Every task returns as AsyncResult
result object, which is a reference
to the result of the task execution on a remote worker described in
Asynchronous execution. To get the actual result, call result.get()
result = om.runtime.model('mymodel').fit(*args, **kwargs)
result = om.runtime.script('myscript').run(*args, **kwargs)
result = om.runtime.job('mynotebook').run(*args, **kwargs)
Submitting tasks to specific workers¶
Every worker is assigned one or more labels. A label is just an arbitrary
name but it should signify the worker’s capabilities, e.g. cpu or gpu. The
default label is default
.
The list of available workers and their labels can be retrieved by running
om.runtime.labels()
=>
{'celery@eowyn': ['default']}
Tasks can be submitted to a specific worker by specifying .require(label)
just before the actual call:
om.runtime.require('gpu').model('mymodel').fit(*args, **kwargs)
Asynchronous execution¶
All runtime tasks are run asynchronously.
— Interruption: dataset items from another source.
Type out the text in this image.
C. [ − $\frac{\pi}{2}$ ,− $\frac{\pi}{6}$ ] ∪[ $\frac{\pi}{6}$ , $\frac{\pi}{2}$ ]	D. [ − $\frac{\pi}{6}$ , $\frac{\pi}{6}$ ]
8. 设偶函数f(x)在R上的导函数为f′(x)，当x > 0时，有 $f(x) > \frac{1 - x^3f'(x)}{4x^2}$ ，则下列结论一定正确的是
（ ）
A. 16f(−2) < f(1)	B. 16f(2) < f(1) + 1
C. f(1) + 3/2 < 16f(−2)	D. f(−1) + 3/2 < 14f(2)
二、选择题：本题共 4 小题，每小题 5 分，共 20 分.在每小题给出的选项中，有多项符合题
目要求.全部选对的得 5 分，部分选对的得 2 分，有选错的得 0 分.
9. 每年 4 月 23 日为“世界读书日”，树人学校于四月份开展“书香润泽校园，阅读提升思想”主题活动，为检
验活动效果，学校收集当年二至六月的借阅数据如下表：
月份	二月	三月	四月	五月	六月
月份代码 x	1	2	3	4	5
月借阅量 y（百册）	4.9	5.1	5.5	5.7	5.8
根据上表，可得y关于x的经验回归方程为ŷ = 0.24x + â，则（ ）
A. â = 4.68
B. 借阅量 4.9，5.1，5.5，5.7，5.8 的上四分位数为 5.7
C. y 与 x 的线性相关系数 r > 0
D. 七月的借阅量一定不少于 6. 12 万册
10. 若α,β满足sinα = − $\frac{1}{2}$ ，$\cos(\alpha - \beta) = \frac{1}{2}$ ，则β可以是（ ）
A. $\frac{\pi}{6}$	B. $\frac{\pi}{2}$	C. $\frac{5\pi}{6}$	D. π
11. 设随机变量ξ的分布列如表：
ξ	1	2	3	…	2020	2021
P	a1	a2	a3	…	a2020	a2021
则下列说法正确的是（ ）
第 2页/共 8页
This means that any task submitted to a runtime worker is put into a waiting queue until a worker can respond to it. The immediate result returned by a call to the runtime is a reference to the task, also known as a promise i.e. a reference to a future result.
result = om.runtime.model('mymodel').predict('new-X')
type(result)
=> <AsyncResult: eda3b2f9-f675-4690-8303-2a944783147c>
We can check the execution state by looking at the result.status
.
The states are PENDING, STARTED, SUCCESS or FAILURE.
result.status
=>
PENDING
To wait for the task to complete and get back the actual result call result.get()
:
result.get()
=>
[5, 10, 11, 15]
Parallel and pipelined task execution¶
The runtime is built for horizontal scalability, which means it can process many tasks in parallel. One easy way to submit tasks in parallel is to call the runtime in a loop. One caveat is that we need to keep track of every result’s status.
results = []
for i in range(5):
result = om.runtime.job(f'myjob{i}').run(i)
results.append(result)
while not done:
done = all(r.status == 'SUCCESS' for r in results)
print(results)
omega-ml provides easier semantics for the three typical ways in which to run many tasks:
sequence - run tasks in a given sequence
parallel - run tasks in parallel, independent of sequence
mapreduce - run many tasks in parallel, combine results in a last step
Running many tasks in sequence¶
sequence()
runs tasks in sequence, forwarding results from the
previous task to the next.
with om.runtime.sequence() as crt:
for i in range(5):
om.runtime.job(f'myjob{i}').run(i)
result = crt.run()
result.getall()
=>
['<Metadata: Metadata(name=results/myjob_2021-11-25 14:02:14.690974.ipynb,bucket=omegaml,prefix=jobs/,kind=script.ipynb,created=2021-11-25 14:02:15.814244)>',
'<Metadata: Metadata(name=results/myjob_2021-11-25 14:02:12.101315.ipynb,bucket=omegaml,prefix=jobs/,kind=script.ipynb,created=2021-11-25 14:02:13.185000)>',
'<Metadata: Metadata(name=results/myjob_2021-11-25 14:02:13.247192.ipynb,bucket=omegaml,prefix=jobs/,kind=script.ipynb,created=2021-11-25 14:02:14.605521)>',
'<Metadata: Metadata(name=results/myjob_2021-11-25 14:02:15.899301.ipynb,bucket=omegaml,prefix=jobs/,kind=script.ipynb,created=2021-11-25 14:02:17.157619)>',
'<Metadata: Metadata(name=results/myjob_2021-11-25 14:02:10.690568.ipynb,bucket=omegaml,prefix=jobs/,kind=script.ipynb,created=2021-11-25 14:02:12.037948)>']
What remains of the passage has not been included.